Parasitism

As a renewed cellphone-free man I drink the heavy nectar of wi-fi. I sense when it exists and where it exists and how to position my body and tilt my neck to best receive the finely-tuned wavelengths into my lungs and my soul and my device. I have given up on pride and ask even the least appropriate places for their security codes, their passwords to open the sesame of my personal communication. Restaurants, bars, party/costume shops, hotels, homes, parks, community centres, libraries.
“Excuse me, what is your wi-fi password?” is like admitting your poverty and asking for change. People look at you, notice that your device is seven generations old and scoff. I sit in the corner and send messages to mom in India. Last night at midnight I stood in the cold outside of the local cafe and sent messages to travelling friends. The addiction is real. But I distance myself as best as possible which is why I am now a parasite.

On my previous bout of unemployment I tagged it as the Freeloader trip, but I understood that this was an slightly more endearing term of what it really was: parasitism. Attaching to and sucking dry those connected to me that have vision and ambitions and talent and patience to see their goals through and somehow have room for a tapeworm in their process of progress. I “sold t-shirts” for Close Talker, coming up with a completely unnecessary job so that I could watch free music, travel, see friends, and drink too much. I will move to the farm to help a friend herd cattle and build a home on his century-old homestead, neither of which I know anything about. I will go to a new city to potentially participate in a friend’s grand project of opening a particular kind of pizza joint. I will latch on to progressive people of diligence and industriousness and hope that in my blood-sucking, what I admire in them will be transmitted to me.

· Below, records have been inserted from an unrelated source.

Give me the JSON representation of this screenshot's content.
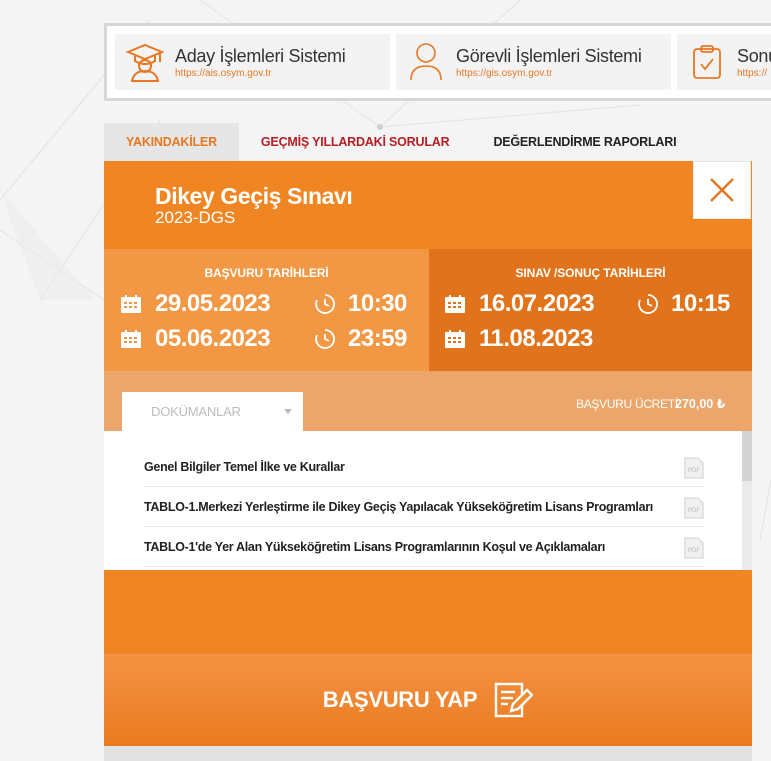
{
  "systems": [
    {
      "name": "Aday İşlemleri Sistemi",
      "url": "https://ais.osym.gov.tr",
      "icon": "graduate-icon"
    },
    {
      "name": "Görevli İşlemleri Sistemi",
      "url": "https://gis.osym.gov.tr",
      "icon": "user-icon"
    },
    {
      "name": "Sonuç",
      "url": "https://",
      "icon": "clipboard-check-icon"
    }
  ],
  "tabs": [
    {
      "label": "YAKINDAKİLER",
      "active": true
    },
    {
      "label": "GEÇMİŞ YILLARDAKİ SORULAR",
      "active": false
    },
    {
      "label": "DEĞERLENDİRME RAPORLARI",
      "active": false
    }
  ],
  "exam": {
    "title": "Dikey Geçiş Sınavı",
    "code": "2023-DGS"
  },
  "application_dates": {
    "heading": "BAŞVURU TARİHLERİ",
    "start_date": "29.05.2023",
    "start_time": "10:30",
    "end_date": "05.06.2023",
    "end_time": "23:59"
  },
  "exam_dates": {
    "heading": "SINAV /SONUÇ TARİHLERİ",
    "exam_date": "16.07.2023",
    "exam_time": "10:15",
    "result_date": "11.08.2023"
  },
  "documents": {
    "tab_label": "DOKÜMANLAR",
    "fee_label": "BAŞVURU ÜCRETİ",
    "fee_value": "270,00 ₺",
    "pdf_label": "PDF",
    "items": [
      "Genel Bilgiler Temel İlke ve Kurallar",
      "TABLO-1.Merkezi Yerleştirme ile Dikey Geçiş Yapılacak Yükseköğretim Lisans Programları",
      "TABLO-1'de Yer Alan Yükseköğretim Lisans Programlarının Koşul ve Açıklamaları"
    ]
  },
  "apply_button": {
    "label": "BAŞVURU YAP"
  },
  "colors": {
    "orange": "#ef8623",
    "orange_light": "#f29744",
    "orange_dark": "#e0731b",
    "tab_red": "#b51f24"
  }
}
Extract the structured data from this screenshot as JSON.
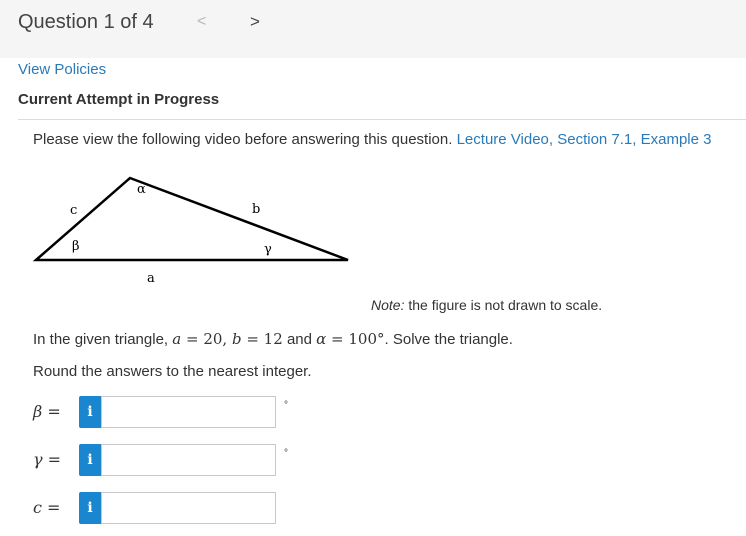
{
  "header": {
    "title": "Question 1 of 4",
    "prev_symbol": "<",
    "next_symbol": ">"
  },
  "links": {
    "view_policies": "View Policies"
  },
  "attempt": {
    "title": "Current Attempt in Progress"
  },
  "question": {
    "intro_text": "Please view the following video before answering this question.",
    "video_link": "Lecture Video, Section 7.1, Example 3",
    "figure_labels": {
      "alpha": "α",
      "c": "c",
      "b": "b",
      "beta": "β",
      "gamma": "γ",
      "a": "a"
    },
    "note_label": "Note:",
    "note_text": "the figure is not drawn to scale.",
    "problem_prefix": "In the given triangle,",
    "problem_a": "a",
    "problem_eq1": " = 20, ",
    "problem_b": "b",
    "problem_eq2": " = 12",
    "problem_and": "and",
    "problem_alpha": "α",
    "problem_eq3": " = 100°",
    "problem_suffix": ". Solve the triangle.",
    "round_text": "Round the answers to the nearest integer."
  },
  "answers": [
    {
      "variable": "β =",
      "info_label": "i",
      "value": "",
      "unit": "°"
    },
    {
      "variable": "γ =",
      "info_label": "i",
      "value": "",
      "unit": "°"
    },
    {
      "variable": "c =",
      "info_label": "i",
      "value": "",
      "unit": ""
    }
  ],
  "colors": {
    "link": "#2a7ab8",
    "info_button": "#1a86d0",
    "header_bg": "#f5f5f5"
  },
  "icons": {
    "prev": "chevron-left-icon",
    "next": "chevron-right-icon",
    "info": "info-icon"
  }
}
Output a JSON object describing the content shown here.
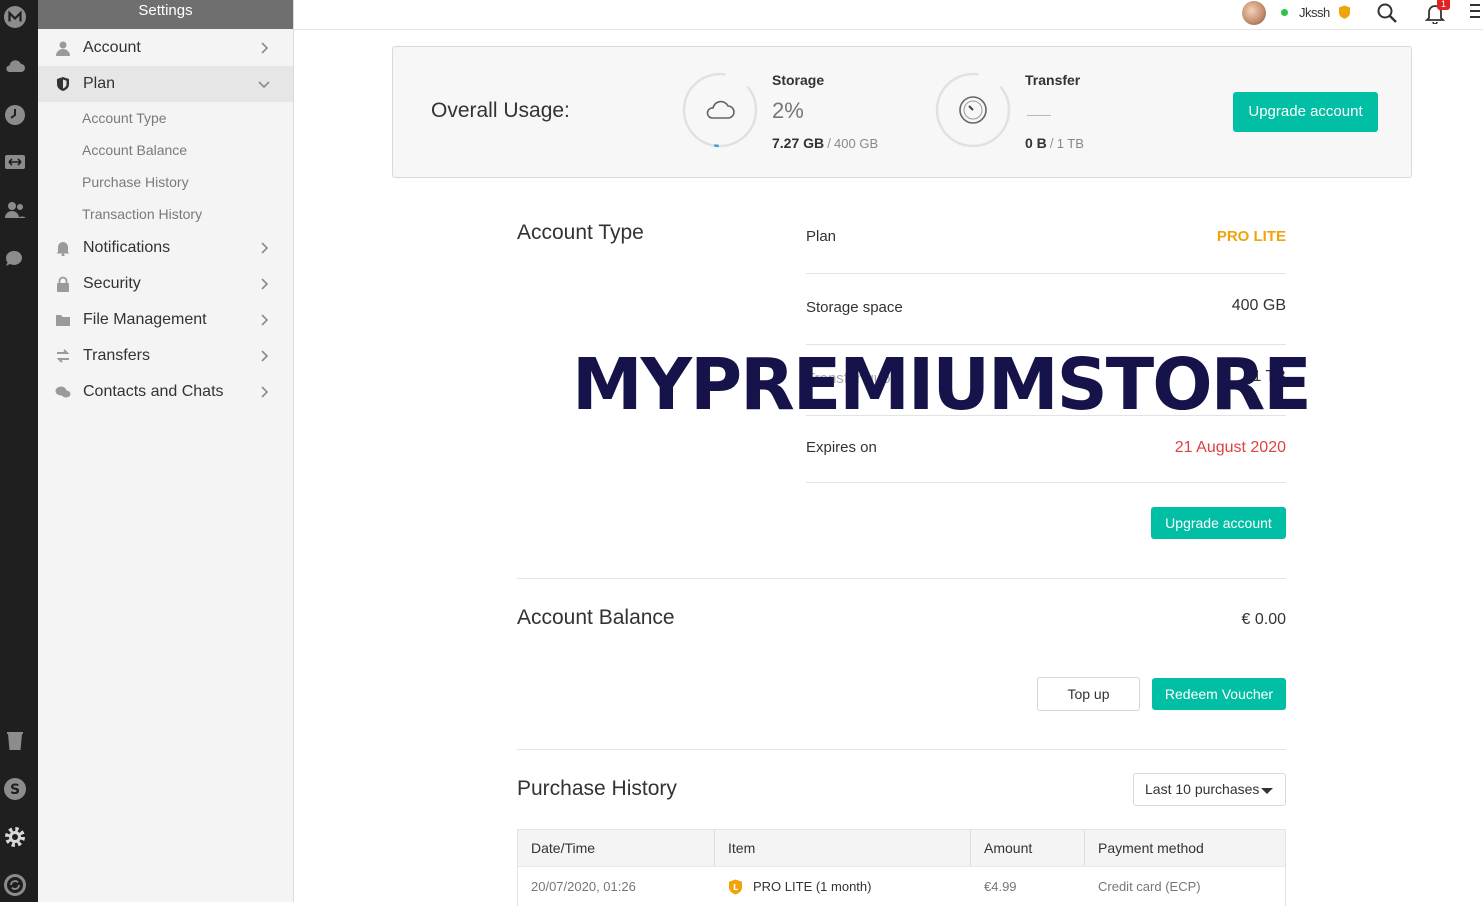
{
  "app": {
    "name": "MEGA"
  },
  "rail": {
    "icons": [
      "mega-logo-icon",
      "cloud-drive-icon",
      "recents-clock-icon",
      "transfers-arrows-icon",
      "contacts-icon",
      "chat-icon",
      "rubbish-bin-icon",
      "achievements-icon",
      "settings-gear-icon",
      "sync-icon"
    ]
  },
  "sidebar": {
    "header": "Settings",
    "items": [
      {
        "label": "Account",
        "icon": "user-icon"
      },
      {
        "label": "Plan",
        "icon": "shield-icon"
      },
      {
        "label": "Notifications",
        "icon": "bell-icon"
      },
      {
        "label": "Security",
        "icon": "lock-icon"
      },
      {
        "label": "File Management",
        "icon": "folder-icon"
      },
      {
        "label": "Transfers",
        "icon": "transfer-arrows-icon"
      },
      {
        "label": "Contacts and Chats",
        "icon": "chat-bubbles-icon"
      }
    ],
    "plan_subitems": [
      "Account Type",
      "Account Balance",
      "Purchase History",
      "Transaction History"
    ]
  },
  "topbar": {
    "username": "Jkssh",
    "notification_count": "1"
  },
  "usage": {
    "title": "Overall Usage:",
    "storage": {
      "label": "Storage",
      "percent": "2%",
      "percent_value": 0.02,
      "used": "7.27 GB",
      "separator": "/",
      "total": "400 GB"
    },
    "transfer": {
      "label": "Transfer",
      "used": "0 B",
      "separator": "/",
      "total": "1 TB"
    },
    "upgrade_button": "Upgrade account"
  },
  "account_type": {
    "title": "Account Type",
    "rows": [
      {
        "label": "Plan",
        "value": "PRO LITE"
      },
      {
        "label": "Storage space",
        "value": "400 GB"
      },
      {
        "label": "Transfer quota",
        "value": "1 TB"
      },
      {
        "label": "Expires on",
        "value": "21 August 2020"
      }
    ],
    "upgrade_button": "Upgrade account"
  },
  "watermark": "MYPREMIUMSTORE",
  "account_balance": {
    "title": "Account Balance",
    "value": "€ 0.00",
    "topup_button": "Top up",
    "redeem_button": "Redeem Voucher"
  },
  "purchase_history": {
    "title": "Purchase History",
    "filter": "Last 10 purchases",
    "columns": [
      "Date/Time",
      "Item",
      "Amount",
      "Payment method"
    ],
    "rows": [
      {
        "date": "20/07/2020, 01:26",
        "item": "PRO LITE (1 month)",
        "amount": "€4.99",
        "method": "Credit card (ECP)"
      }
    ]
  },
  "colors": {
    "accent": "#00bfa5",
    "pro_lite": "#f0a30a",
    "expiry": "#e04040",
    "rail": "#1f1f1f",
    "watermark": "#16134a"
  }
}
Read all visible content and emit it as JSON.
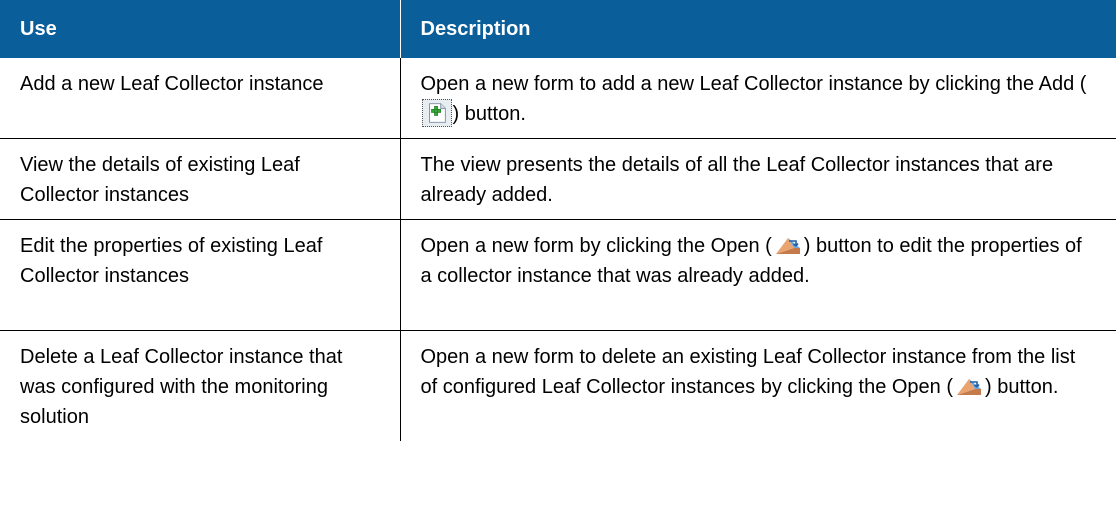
{
  "table": {
    "headers": {
      "use": "Use",
      "description": "Description"
    },
    "rows": [
      {
        "use": "Add a new Leaf Collector instance",
        "desc_before": "Open a new form to add a new Leaf Collector instance by clicking the Add (",
        "desc_after": ") button.",
        "icon": "add-icon"
      },
      {
        "use": "View the details of existing Leaf Collector instances",
        "desc": "The view presents the details of all the Leaf Collector instances that are already added."
      },
      {
        "use": "Edit the properties of existing Leaf Collector instances",
        "desc_before": "Open a new form by clicking the Open (",
        "desc_after": ") button to edit the properties of a collector instance that was already added.",
        "icon": "open-icon"
      },
      {
        "use": "Delete a Leaf Collector instance that was configured with the monitoring solution",
        "desc_before": "Open a new form to delete an existing Leaf Collector instance from the list of configured Leaf Collector instances by clicking the Open (",
        "desc_after": ") button.",
        "icon": "open-icon"
      }
    ]
  },
  "colors": {
    "header_bg": "#0a5e9a",
    "header_text": "#ffffff",
    "border": "#000000"
  }
}
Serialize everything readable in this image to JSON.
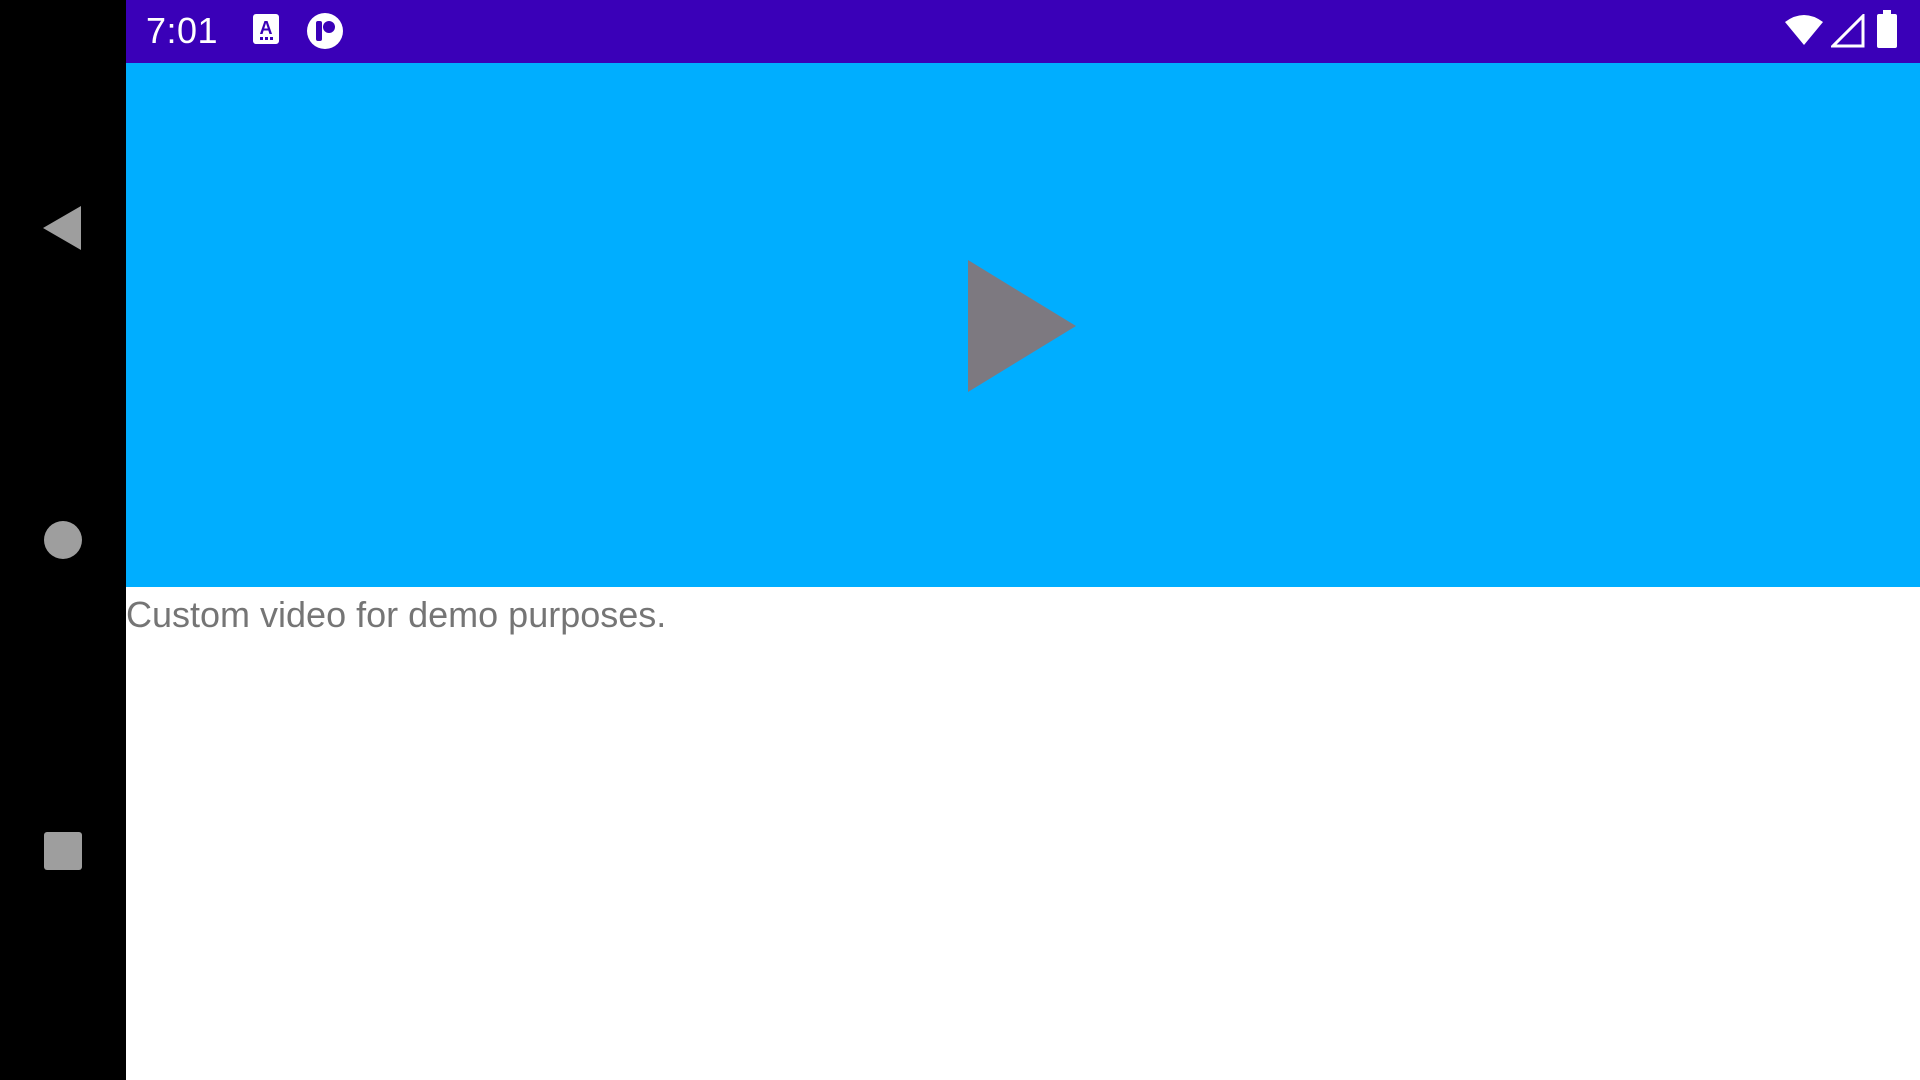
{
  "status_bar": {
    "time": "7:01",
    "background_color": "#3a00b8",
    "left_icons": [
      "a11y-menu-icon",
      "app-notification-icon"
    ],
    "right_icons": [
      "wifi-icon",
      "cell-signal-icon",
      "battery-icon"
    ]
  },
  "navigation": {
    "buttons": [
      "back-icon",
      "home-icon",
      "recents-icon"
    ],
    "icon_color": "#9e9e9e"
  },
  "video": {
    "background_color": "#00aeff",
    "play_icon_color": "#7d7980",
    "caption": "Custom video for demo purposes."
  }
}
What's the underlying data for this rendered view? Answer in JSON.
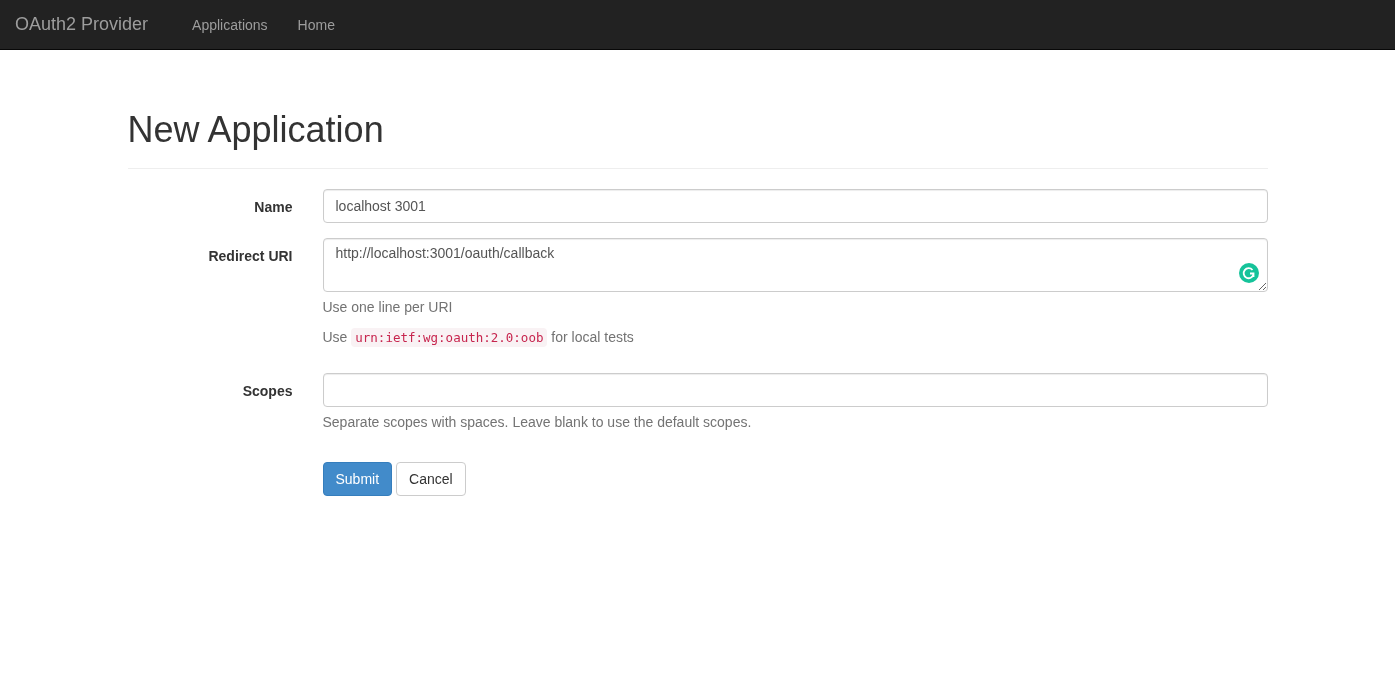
{
  "navbar": {
    "brand": "OAuth2 Provider",
    "links": [
      "Applications",
      "Home"
    ]
  },
  "page": {
    "title": "New Application"
  },
  "form": {
    "fields": [
      {
        "kind": "input",
        "label": "Name",
        "value": "localhost 3001"
      },
      {
        "kind": "textarea",
        "label": "Redirect URI",
        "value": "http://localhost:3001/oauth/callback",
        "help": [
          {
            "text": "Use one line per URI"
          },
          {
            "before": "Use",
            "code": "urn:ietf:wg:oauth:2.0:oob",
            "after": "for local tests"
          }
        ]
      },
      {
        "kind": "input",
        "label": "Scopes",
        "help": [
          {
            "text": "Separate scopes with spaces. Leave blank to use the default scopes."
          }
        ]
      }
    ],
    "buttons": [
      {
        "kind": "primary",
        "label": "Submit"
      },
      {
        "kind": "default",
        "label": "Cancel"
      }
    ]
  }
}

Then, when these months are said and done I will travel to countries that want nothing to do with another white man but will put up with it for the sake of an economy that is the tourism industry. And I will feed off of their land and their labour and their inexpensive living for my own personal benefit. I will inevitably further damage relationships because even responsible tourism is harmful. And with any luck I will come home six months later with a gnarly stomach worm, a parasite of deadly origins, and I will learn what it is like to be the host of someone who isn’t capable of envisioning their own future.